Si parla di successione testamentaria quando il defunto ha redatto il testamento.
Il codice civile prevede tre modi per fare testamento: il testamento olografo, il testamento pubblico, il testamento segreto.
Il testamento olografo si scrive di proprio pugno e lo si conserva.
Il testamento pubblico viene dictato ad un notaio.
Il testamento segreto lo si scrive e poi lo si consegna al notaio.
Nel caso il de cuius non abbia fatto testamento, trova applicazione la successione legittima come disciplinata nel codice civile.
Una volta aperta la successione legittima, la legge stabilisce i criteri e i soggetti ai quali devono essere assegnati i suoi beni.

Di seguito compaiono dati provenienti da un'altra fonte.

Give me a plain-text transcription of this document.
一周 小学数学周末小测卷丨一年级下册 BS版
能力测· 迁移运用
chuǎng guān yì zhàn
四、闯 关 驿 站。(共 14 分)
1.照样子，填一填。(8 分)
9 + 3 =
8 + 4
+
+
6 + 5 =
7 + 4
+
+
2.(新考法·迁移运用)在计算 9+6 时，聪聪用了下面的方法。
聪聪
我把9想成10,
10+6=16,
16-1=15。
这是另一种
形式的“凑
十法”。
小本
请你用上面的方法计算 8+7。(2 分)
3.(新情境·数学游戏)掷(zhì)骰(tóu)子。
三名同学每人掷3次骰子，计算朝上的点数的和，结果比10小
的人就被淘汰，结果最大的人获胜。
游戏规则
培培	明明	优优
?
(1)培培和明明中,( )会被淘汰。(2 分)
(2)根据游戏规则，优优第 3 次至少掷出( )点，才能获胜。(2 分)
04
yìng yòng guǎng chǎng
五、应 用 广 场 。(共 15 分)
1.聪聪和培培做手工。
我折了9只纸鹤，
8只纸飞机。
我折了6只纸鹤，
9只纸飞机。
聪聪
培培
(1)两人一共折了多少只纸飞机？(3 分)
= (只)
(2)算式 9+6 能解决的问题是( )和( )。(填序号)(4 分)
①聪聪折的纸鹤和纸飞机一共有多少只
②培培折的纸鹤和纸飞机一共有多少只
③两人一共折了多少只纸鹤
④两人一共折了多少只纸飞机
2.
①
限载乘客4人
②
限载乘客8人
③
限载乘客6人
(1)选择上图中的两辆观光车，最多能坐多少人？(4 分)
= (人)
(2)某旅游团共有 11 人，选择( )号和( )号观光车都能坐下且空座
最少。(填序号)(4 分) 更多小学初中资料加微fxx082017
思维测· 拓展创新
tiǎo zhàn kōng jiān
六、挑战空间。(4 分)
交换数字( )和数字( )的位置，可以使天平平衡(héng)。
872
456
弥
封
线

In particolare, il codice prevede che i beni di cui il defunto non abbia disposto si devolvono ai suoi eredi.
In linea generale, salvo diversa disposizione del defunto, l’eredità si devolve secondo un determinato ordine gerarchico che prevede come primi beneficiari il coniuge superstite, i discendenti, gli ascendenti, i collaterali, gli altri parenti dal terzo al sesto grado e, infine, lo Stato.
I congiunti più prossimi al defunto escludono quelli più lontani poiché il codice civile stabilisce che i beni si devolvono seguendo l’intensità del vincolo di parentela che unisce i congiunti al defunto.
Per quanto riguarda il coniuge superstite, il codice prevede che abbia diritto all’intera eredità in assenza di figli.
Con un solo figlio, metà dell’eredità va al coniuge e l’altra metà al figlio.
Nel caso di più figli l’eredità si divide in quote diverse: un terzo va al coniuge e due terzi ai figli.
Tutti i figli hanno gli stessi diritti di successione, per cui, anche se sono presenti ascendenti e fratelli del defunto, il coniuge superstite concorre con i genitori o con i fratelli soltanto in assenza di figli, ricevendo due terzi dell’eredità.
Il coniuge separato conserva tutti i diritti ereditari salvo il caso in cui sia stato addebitato ai sensi di legge.
Invece, in caso di divorzio l’ex coniuge perde il diritto a partecipare alla successione.
La successione legittima si apre anche quando il testatore menziona nel testamento alcuni beni senza disporne.